I had a paragraph about it:
”Here is where convex sets come in: The law constrains Murphy to choose the probability distribution of outcomes from a certain set in the space of probability distributions. Whatever the loss function is, the worst probability distribution Murphy can choose from the set is the same as if he could choose from the convex hull of the set. So we might as well start by saying that the law must be constraining Murphy to a convex set of probability distributions.”
As far as I can tell, this is the reason behind considering convex sets. This makes convexity pretty central: laws are very central, and now we are assuming that every law is a convex set in the space of probability distributions.

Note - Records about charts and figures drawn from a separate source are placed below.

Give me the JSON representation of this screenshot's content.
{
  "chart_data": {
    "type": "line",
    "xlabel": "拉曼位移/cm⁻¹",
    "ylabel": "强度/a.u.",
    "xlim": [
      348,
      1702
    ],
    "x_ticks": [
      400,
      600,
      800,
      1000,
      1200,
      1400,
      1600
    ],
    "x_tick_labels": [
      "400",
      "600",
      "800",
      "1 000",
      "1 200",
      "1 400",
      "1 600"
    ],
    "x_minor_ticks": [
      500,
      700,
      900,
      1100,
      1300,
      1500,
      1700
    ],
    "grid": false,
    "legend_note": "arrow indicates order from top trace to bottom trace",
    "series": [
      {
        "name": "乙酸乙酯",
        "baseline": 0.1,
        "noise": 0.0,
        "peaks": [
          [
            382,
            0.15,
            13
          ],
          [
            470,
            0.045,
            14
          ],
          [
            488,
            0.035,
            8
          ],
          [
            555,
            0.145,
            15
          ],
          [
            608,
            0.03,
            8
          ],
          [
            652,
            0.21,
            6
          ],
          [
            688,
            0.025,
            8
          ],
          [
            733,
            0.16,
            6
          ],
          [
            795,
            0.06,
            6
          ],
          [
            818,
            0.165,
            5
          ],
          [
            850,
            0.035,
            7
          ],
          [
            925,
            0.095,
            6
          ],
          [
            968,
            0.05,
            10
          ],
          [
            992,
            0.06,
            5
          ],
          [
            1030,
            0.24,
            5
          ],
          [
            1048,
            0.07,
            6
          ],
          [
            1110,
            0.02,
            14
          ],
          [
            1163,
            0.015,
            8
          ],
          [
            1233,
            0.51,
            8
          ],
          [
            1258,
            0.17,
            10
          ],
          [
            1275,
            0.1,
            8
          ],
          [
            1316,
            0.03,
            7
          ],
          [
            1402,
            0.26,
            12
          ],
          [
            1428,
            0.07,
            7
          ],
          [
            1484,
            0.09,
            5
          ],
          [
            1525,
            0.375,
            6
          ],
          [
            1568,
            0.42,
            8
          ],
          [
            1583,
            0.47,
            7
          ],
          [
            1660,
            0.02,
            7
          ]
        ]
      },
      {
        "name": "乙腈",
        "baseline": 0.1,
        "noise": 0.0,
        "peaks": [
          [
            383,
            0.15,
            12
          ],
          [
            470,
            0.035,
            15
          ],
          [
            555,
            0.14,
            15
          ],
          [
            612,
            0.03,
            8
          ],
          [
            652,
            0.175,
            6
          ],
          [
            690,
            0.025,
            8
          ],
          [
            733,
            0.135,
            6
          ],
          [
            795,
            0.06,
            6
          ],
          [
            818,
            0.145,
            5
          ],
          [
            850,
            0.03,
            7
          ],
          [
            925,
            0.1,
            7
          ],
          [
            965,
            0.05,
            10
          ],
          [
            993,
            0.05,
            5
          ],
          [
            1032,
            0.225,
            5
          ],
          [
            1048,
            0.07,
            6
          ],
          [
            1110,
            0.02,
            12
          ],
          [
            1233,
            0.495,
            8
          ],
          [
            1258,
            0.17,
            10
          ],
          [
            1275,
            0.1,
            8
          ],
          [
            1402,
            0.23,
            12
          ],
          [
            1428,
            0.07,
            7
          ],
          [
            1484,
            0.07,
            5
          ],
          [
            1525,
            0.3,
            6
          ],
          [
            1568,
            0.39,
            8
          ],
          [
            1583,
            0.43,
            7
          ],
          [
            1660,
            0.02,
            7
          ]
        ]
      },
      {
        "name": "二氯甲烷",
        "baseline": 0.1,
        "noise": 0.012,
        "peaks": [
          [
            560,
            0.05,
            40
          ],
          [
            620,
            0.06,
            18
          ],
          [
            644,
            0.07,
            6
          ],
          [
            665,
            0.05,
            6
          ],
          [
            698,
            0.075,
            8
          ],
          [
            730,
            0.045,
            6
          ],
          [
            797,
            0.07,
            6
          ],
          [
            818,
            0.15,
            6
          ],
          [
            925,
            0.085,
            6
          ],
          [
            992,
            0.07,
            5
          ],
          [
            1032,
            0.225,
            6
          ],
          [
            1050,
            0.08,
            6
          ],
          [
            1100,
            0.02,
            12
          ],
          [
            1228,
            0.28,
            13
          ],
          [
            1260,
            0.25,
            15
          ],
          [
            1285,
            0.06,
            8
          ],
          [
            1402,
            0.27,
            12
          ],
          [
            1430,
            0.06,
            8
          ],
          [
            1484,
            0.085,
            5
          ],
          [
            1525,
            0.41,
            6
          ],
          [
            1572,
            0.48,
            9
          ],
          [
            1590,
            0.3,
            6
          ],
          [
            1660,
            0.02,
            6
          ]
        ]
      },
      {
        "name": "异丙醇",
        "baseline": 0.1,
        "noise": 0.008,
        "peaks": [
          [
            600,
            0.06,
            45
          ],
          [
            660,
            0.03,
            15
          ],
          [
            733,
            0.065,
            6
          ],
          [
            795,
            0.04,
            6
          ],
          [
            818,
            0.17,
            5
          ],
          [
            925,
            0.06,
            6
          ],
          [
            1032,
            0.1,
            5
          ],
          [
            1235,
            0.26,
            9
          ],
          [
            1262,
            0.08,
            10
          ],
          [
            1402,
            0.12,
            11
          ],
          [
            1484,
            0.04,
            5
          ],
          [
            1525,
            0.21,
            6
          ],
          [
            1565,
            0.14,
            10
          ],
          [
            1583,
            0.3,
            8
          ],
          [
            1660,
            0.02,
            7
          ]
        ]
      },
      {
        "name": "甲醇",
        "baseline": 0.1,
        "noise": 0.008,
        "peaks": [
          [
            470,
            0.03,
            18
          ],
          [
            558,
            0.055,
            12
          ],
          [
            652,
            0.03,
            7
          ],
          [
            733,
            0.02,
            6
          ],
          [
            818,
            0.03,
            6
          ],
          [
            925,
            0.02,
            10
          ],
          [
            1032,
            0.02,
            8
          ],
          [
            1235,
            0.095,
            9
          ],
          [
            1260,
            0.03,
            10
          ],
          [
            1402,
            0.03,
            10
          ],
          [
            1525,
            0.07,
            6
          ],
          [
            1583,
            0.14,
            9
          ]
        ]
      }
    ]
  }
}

Vanessa said that her guess is yes. In the terms of the linked Arbital article, IB is intended to be an example of “There could be some superior alternative to probability theory and decision theory that is Bayesian-incoherent”. Personally, I don’t know, I think that the article’s “A cognitively powerful agent might not be sufficiently optimized” possibility feels more likely in the current paradigm, I can absolutely imagine the first AIs to become a world-ending threat not being very coherent. Also, IB is just an ideal, real-world smart agents will be at best approximations of infra-Bayesian agents (same holds for Bayesianism). Vanessa’s guess is that understanding IB better will still give us useful insights into these real-world models if we view them as IB approximations, I’m pretty doubtful, but maybe. Also, I feel that the problem I write about in my post on the monotonicity principle points at some deeper problem in IB which makes me doubtful whether sufficiently optimized agents will actually use (approximations of) the minimax thinking prescribed by IB.
Regarding 4: given that infra-Bayesianism is maximally paranoid, shouldn’t it have lower performance relative to decision-making theories like regular Bayes under many non-adversarial conditions? If the training set does not contain many instances of adversarial information, then shouldn’t we expect agents to adopt Bayes instead of infra-Bayes?
I think Vanessa would argue that “Bayesianism” is not really an option. The non-realizability problem in Bayesianism is not just some weird special case, but the normal state of things: Bayesianism assumes that we have hypotheses fully describing the world, which we very definitely don’t have in real life. IB tries to be less demanding, and the laws in the agent’s hypothesis class don’t necessarily need to be that detailed. I am relatively skeptical of this, and I believe that for an IB agent to work well, the laws in its hypothesis class probably also need to be unfeasibly detailed. So both “adopting Bayes” and “adopting infra-Bayes” fully is impossible. We probably won’t have such a nice mathematical model for the messy decision process a superintelligence actually adopts, the question is whether thinking about it as an approximation of Bayes or infra-Bayes gives us a more clear picture. It’s a hard question, and IB has an advantage in that the laws need to be less detailed, and a disadvantage that I think you are right about it being unnecessarily paranoid. My personal guess is that nothing besides the basic insight of Bayesianism (“the agent seems to update on evidence, sort of following Bayes-rule”) will be actually useful in understanding the way an AI will think.